O bitcoin em um cenário de teste de suportes
Analisando o gráfico diário, é possível perceber que o bitcoin tem operado dentro de um canal de baixa desde meados de janeiro. A faixa crítica de suporte está entre US$ 84.000 e US$ 86.000, que é também onde se encontra a média móvel de 720 dias. Um rompimento consistente desse nível de suporte pode levar o bitcoin a testar novamente os US$ 81.000, seu mínimo recente.
Atualmente, o RSI de 14 dias está em 38 pontos, indicando um momento enfraquecido, mas ainda longe de uma situação de sobrevenda extrema. Por outro lado, o MACD permanece negativo, com a pressão vendedora prevalecendo no curto prazo.
O que os dados do mercado on-chain estão mostrando?
Embora a cotação esteja em queda, os dados on-chain revelam que investidores de grande porte, conhecidos como “baleias”, estão aproveitando essa correção. Elas acumularam cerca de 110.000 BTC na faixa entre US$ 84.000 e US$ 86.000, sugerindo que elas estão defendendo esse nível de suporte a curto prazo.

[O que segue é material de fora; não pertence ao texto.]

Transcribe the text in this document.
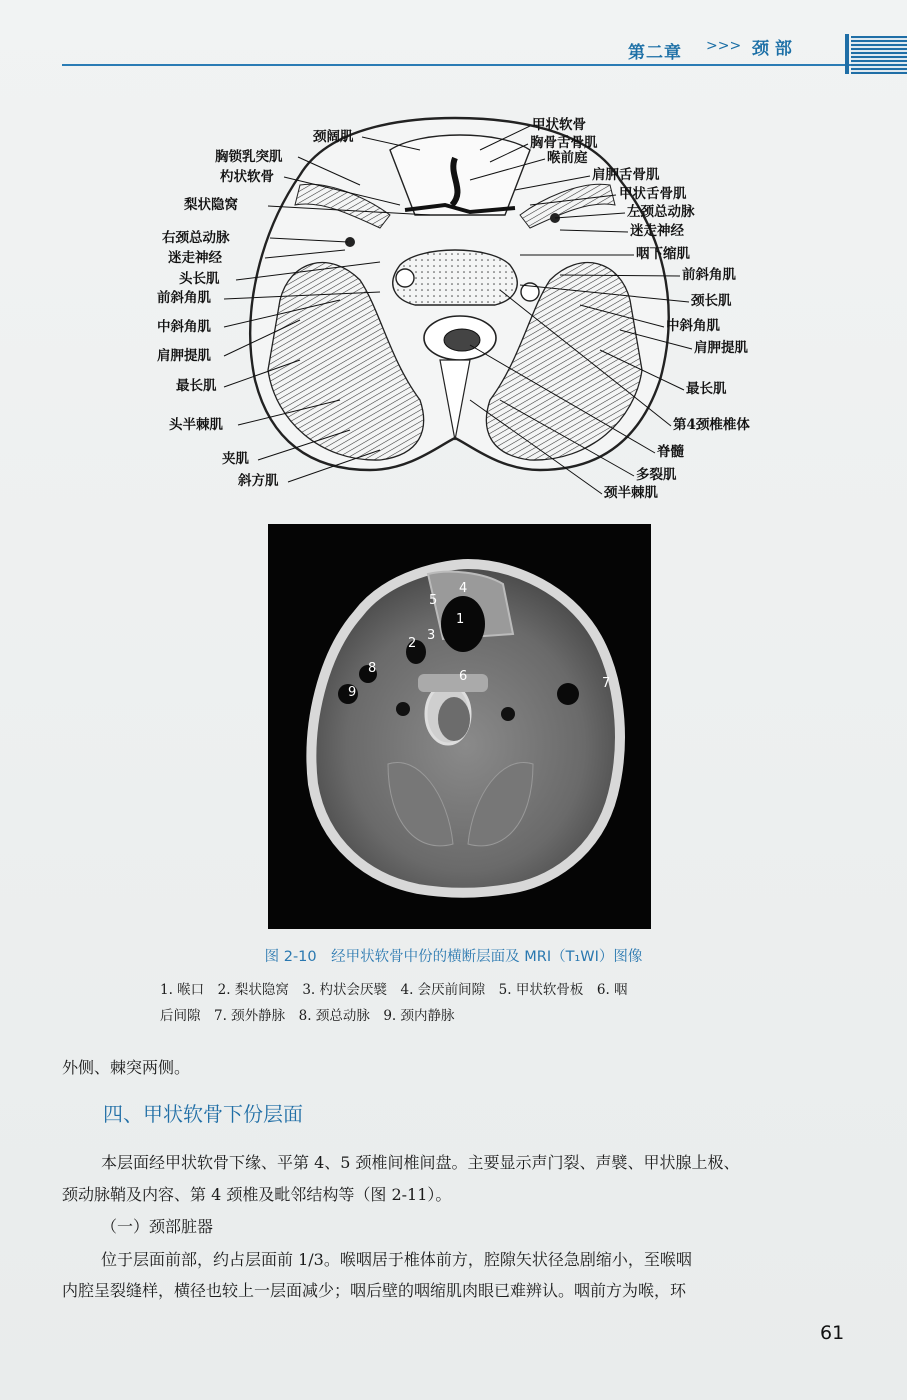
第二章 >>> 颈 部
颈阔肌
胸锁乳突肌
杓状软骨
梨状隐窝
右颈总动脉
迷走神经
头长肌
前斜角肌
中斜角肌
肩胛提肌
最长肌
头半棘肌
夹肌
斜方肌
甲状软骨
胸骨舌骨肌
喉前庭
肩胛舌骨肌
甲状舌骨肌
左颈总动脉
迷走神经
咽下缩肌
前斜角肌
颈长肌
中斜角肌
肩胛提肌
最长肌
第4颈椎椎体
脊髓
多裂肌
颈半棘肌
1
2
3
4
5
6	7
8
9
图 2-10　经甲状软骨中份的横断层面及 MRI（T₁WI）图像
1. 喉口　2. 梨状隐窝　3. 杓状会厌襞　4. 会厌前间隙　5. 甲状软骨板　6. 咽
后间隙　7. 颈外静脉　8. 颈总动脉　9. 颈内静脉
外侧、棘突两侧。
四、甲状软骨下份层面
本层面经甲状软骨下缘、平第 4、5 颈椎间椎间盘。主要显示声门裂、声襞、甲状腺上极、
颈动脉鞘及内容、第 4 颈椎及毗邻结构等（图 2-11）。
（一）颈部脏器
位于层面前部，约占层面前 1/3。喉咽居于椎体前方，腔隙矢状径急剧缩小，至喉咽
内腔呈裂缝样，横径也较上一层面减少；咽后壁的咽缩肌肉眼已难辨认。咽前方为喉，环
61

Além disso, o volume de bitcoin disponível nas exchanges está em seu menor nível desde 2022, o que reduz a pressão de venda no mercado. O Índice de Medo & Ganância está em 29 pontos, indicando uma atmosfera de “medo”, com apenas 50% dos dias apresentando desempenhos positivos nos últimos 30 dias e uma volatilidade média de 2,76%.
O mercado está exagerando o risco?
Um ponto importante a considerar é que a nomeação de Warsh ainda não foi confirmada, e Trump pode escolher alguém que se alinhe mais com sua abordagem de estímulos econômicos. Além disso, qualquer sinal de uma desaceleração econômica mais acentuada nos EUA pode pressionar o Fed a suavizar sua política, como já foi observado em ciclos anteriores.
No curto prazo, o bitcoin continua vulnerável a notícias macroeconômicas, mas a defesa do suporte entre US$ 84.000 e US$ 86.000 será crucial. Para os investidores brasileiros, a necessidade de uma gestão de risco rigorosa se torna fundamental, evitando excessos de alavancagem enquanto o mercado se ajusta a um potencial retorno de uma política monetária mais rígida.